Knowing how to act on the golf course is the essence of etiquette and because golf is often linked with doing business, it can pay off to know what you’re doing when you step on a golf course with a boss or client. Many corporations want their employees to know the basics of how act on the golf course, and the connection between golf and business is so strong that college courses across the country are offered to help the new golfer.
But whether you use golf for business or have no other agenda besides having fun, the guidelines for etiquette are simple and most are common sense -- like don’t use foul or abusive language; don’t cheat, throw clubs or talk when another golfer is ready to play.
Others are a bit more specific.
Before you play a shot make sure the group ahead of you is out of range and if you do hit a ball that might hit someone, holler the golf warning signal “Fore!” When you finish playing from a bunker, rake it free of footprints and divots. This is one of the most violated rules of behavior and experienced golfers get upset when they see somebody leave a mess in the bunker -- so don’t.
Take 20 minutes and read the rule book. Don’t try to memorize it but simply get the flavor of the rules of the game you’re playing.
When you injure the course in some way, repair it the best way you can -- fix your divots and repair your ball marks.
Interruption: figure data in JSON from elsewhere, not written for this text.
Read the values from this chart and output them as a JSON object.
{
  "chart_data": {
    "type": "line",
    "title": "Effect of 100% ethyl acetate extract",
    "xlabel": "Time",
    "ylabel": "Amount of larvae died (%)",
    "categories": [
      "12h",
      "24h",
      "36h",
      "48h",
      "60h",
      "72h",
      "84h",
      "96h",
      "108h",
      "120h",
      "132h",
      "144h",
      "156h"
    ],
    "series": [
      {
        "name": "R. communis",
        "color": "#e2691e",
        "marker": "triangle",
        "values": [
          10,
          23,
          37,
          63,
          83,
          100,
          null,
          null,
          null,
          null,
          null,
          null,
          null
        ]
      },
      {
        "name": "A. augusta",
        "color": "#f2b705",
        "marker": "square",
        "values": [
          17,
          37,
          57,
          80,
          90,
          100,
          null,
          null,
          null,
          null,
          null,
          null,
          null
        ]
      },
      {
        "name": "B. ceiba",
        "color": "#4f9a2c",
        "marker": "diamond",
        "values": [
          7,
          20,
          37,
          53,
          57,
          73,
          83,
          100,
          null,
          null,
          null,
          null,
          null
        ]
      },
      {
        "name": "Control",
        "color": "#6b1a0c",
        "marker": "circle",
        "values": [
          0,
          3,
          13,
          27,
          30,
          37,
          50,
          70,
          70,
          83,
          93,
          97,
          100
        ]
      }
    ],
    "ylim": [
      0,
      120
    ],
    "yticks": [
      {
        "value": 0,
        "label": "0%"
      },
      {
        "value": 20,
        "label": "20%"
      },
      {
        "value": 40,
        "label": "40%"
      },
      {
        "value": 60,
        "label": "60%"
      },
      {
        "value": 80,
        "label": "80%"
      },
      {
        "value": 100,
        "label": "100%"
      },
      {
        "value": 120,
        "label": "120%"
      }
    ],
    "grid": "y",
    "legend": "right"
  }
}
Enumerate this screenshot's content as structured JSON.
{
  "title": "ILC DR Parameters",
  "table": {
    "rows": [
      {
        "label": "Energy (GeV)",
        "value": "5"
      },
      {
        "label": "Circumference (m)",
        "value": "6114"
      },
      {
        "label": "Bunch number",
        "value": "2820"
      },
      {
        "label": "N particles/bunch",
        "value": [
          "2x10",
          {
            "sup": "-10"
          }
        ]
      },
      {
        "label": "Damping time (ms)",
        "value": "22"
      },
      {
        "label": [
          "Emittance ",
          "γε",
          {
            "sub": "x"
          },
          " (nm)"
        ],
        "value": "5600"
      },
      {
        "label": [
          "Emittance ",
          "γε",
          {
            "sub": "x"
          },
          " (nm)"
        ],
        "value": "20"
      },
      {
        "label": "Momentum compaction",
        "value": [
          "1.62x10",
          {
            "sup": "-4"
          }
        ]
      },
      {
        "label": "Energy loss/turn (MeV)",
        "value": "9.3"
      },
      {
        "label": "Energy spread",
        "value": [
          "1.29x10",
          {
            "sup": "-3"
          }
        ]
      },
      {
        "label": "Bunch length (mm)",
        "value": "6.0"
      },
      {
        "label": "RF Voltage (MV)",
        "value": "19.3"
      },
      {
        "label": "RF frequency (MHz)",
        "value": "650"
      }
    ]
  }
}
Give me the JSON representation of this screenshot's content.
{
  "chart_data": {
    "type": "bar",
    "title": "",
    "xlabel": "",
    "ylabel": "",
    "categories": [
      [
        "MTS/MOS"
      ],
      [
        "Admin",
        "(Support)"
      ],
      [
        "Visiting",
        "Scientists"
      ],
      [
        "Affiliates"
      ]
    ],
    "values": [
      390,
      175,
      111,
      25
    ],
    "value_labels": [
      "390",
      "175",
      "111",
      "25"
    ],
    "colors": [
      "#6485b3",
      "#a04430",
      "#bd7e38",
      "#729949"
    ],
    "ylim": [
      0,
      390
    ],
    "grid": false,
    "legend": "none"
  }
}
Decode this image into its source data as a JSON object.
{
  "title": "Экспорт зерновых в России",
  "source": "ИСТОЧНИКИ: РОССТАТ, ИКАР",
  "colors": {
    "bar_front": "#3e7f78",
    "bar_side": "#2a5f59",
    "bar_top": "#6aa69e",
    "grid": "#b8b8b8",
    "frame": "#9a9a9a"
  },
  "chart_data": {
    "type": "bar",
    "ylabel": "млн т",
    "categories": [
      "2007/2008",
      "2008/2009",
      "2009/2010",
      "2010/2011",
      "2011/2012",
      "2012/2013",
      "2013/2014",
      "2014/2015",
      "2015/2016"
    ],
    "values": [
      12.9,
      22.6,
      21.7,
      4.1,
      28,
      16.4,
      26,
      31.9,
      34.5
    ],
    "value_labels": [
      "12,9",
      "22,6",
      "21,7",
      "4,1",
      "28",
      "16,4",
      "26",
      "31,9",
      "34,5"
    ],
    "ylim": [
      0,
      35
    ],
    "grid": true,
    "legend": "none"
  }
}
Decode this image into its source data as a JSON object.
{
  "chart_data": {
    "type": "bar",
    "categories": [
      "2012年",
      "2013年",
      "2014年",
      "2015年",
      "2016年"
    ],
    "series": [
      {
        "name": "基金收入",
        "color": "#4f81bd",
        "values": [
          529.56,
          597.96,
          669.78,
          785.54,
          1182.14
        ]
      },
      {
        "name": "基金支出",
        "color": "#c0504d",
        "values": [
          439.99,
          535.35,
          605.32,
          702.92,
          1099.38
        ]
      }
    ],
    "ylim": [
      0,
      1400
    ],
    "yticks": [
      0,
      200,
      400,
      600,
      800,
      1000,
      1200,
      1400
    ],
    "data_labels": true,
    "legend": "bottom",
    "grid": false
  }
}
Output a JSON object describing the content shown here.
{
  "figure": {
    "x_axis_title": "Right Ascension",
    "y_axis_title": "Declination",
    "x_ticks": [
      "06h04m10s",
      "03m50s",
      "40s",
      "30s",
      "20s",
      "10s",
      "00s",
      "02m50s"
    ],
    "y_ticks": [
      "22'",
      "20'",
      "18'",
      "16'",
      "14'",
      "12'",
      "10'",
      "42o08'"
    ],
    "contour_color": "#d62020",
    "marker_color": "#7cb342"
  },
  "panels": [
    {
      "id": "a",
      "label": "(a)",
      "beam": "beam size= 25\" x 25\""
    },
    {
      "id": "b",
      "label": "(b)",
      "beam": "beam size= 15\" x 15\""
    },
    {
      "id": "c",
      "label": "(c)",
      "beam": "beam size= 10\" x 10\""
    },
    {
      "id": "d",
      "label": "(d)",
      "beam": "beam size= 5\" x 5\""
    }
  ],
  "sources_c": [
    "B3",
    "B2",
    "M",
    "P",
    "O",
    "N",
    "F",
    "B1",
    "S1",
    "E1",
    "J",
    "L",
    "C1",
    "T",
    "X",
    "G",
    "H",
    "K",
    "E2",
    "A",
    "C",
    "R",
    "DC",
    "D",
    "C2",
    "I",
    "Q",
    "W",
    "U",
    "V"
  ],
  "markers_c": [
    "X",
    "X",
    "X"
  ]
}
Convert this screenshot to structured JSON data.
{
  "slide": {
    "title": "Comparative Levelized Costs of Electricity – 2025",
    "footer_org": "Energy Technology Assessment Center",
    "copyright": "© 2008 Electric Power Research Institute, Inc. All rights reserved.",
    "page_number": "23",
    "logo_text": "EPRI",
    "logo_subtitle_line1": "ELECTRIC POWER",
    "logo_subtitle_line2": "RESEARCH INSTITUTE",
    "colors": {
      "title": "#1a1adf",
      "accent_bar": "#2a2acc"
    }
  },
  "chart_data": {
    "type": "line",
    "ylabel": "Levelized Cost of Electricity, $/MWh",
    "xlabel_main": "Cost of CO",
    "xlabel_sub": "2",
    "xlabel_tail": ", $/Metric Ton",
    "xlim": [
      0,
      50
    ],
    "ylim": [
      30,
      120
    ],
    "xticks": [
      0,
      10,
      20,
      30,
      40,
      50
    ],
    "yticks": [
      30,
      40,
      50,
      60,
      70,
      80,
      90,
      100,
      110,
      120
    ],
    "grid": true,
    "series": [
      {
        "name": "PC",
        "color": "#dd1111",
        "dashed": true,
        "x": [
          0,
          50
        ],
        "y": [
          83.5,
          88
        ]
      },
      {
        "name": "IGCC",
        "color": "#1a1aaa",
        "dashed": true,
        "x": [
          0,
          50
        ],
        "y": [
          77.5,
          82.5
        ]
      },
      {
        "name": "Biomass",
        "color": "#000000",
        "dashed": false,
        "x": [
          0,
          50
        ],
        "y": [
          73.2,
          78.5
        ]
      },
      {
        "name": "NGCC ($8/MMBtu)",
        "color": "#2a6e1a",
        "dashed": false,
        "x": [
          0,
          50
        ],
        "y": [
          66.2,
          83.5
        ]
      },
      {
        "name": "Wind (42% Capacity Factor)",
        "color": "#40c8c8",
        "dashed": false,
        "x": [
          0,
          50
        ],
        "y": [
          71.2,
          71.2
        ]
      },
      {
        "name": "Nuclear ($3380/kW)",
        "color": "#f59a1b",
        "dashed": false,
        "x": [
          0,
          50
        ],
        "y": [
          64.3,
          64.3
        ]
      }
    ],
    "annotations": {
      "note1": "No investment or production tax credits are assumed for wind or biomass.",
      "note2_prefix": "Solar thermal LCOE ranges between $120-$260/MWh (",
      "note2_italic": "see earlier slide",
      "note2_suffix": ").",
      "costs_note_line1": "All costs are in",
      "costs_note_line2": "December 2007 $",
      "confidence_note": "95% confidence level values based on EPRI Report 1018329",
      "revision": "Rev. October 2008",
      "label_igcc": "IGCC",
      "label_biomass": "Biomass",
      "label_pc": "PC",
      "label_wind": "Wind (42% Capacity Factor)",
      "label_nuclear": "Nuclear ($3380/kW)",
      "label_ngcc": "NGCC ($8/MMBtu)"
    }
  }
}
Did I mention raking your mess in the bunkers?
Play without delay. That doesn't mean you have to race around the course, but you should keep up with the pace of play.
Here are some pace-of-play killers: Stopping near the green you’ve just left to record your score. This not only dangerous but a very annoying habit, especially to the group behind you waiting to hit. Write your score down on the next tee. Don’t give a lesson during a round -- a pointer or two is OK but save your instruction for the practice tee where there is nobody behind you waiting to play. Practice shots or mulligans have no place on the course. Be ready to play when it’s your turn, and if you’re holding up the course, let the faster players through.
This last one is a bit more complicated. The pace-of-play standard is usually set up for foursomes, but at some courses they let twosomes and even singles out on the course during crowded times. This is management's fault for not pairing groups together to make foursomes. While it’s not your fault, if you’re a twosome on a crowded day, be prepared to wait because letting you through every group you caught up with would plug the course up.